Ringfort (Cashel), Cloghanelinaghan, Co. Kerry
Co. Kerry |
Ringforts
On the northern slope of Castlequin, overlooking Coonanna Harbour on the Iveragh Peninsula, there sits a cluster of ancient stonework that does not appear on any Ordnance Survey map.
That absence alone sets it apart. Most early medieval cashels, the term used in Kerry for stone-walled ringforts, earn at least a cartographic footnote, however faint. This one has gone unrecorded in that sense, surviving instead through the observations of a single scholar and the quiet persistence of its own ruins.
The site was described by a researcher identified as Henry, writing in 1957, who found what she called a series of ruins straddling either side of the highest modern field boundary. Within the small, ruinous stone fort she noted the remains of several hut sites. To the east, beyond the fence, lay a ruined oval enclosure measuring roughly 2.1 metres by 1.7 metres internally, with an entrance gap in its northern wall, possibly the footprint of a single dwelling.
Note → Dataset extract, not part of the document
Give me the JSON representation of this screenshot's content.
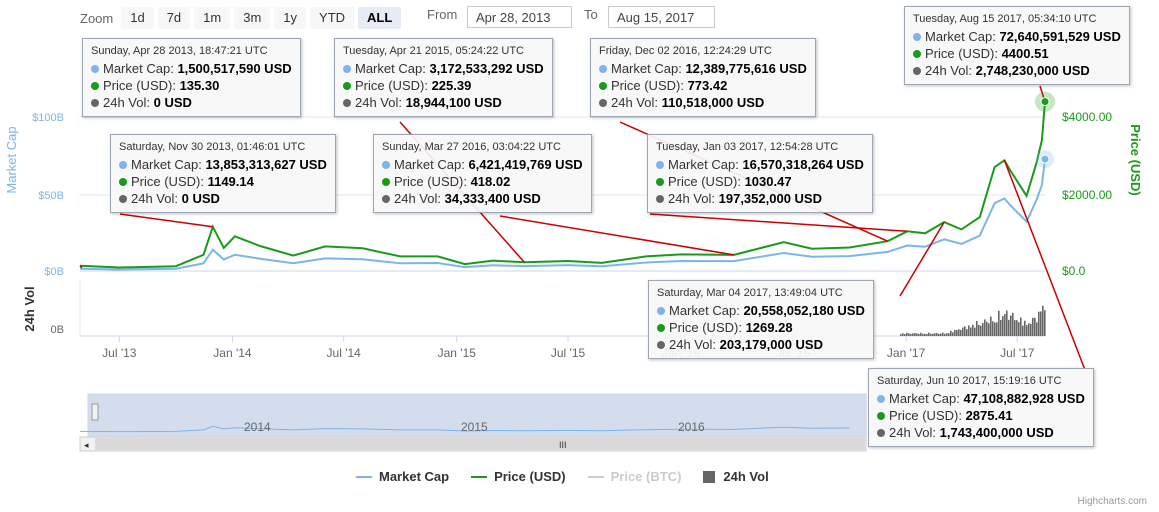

A short distance further north stood a second, less carefully constructed structure, larger at approximately 4.7 metres by 2.7 metres across internally, suggesting a working space or animal shelter rather than a dwelling. Taken together, the remains point to a small settlement of the kind that once dotted the hillsides of south Kerry, where farming families in the early medieval period enclosed their homes and livestock within circular or oval stone walls.
Access to the site is not straightforward. When Henry visited, permission to enter the land was refused, and that circumstance is worth keeping in mind. The ruins lie on private ground, the approach is unmarked, and the site carries none of the signage or infrastructure that accompanies protected monuments elsewhere on the peninsula.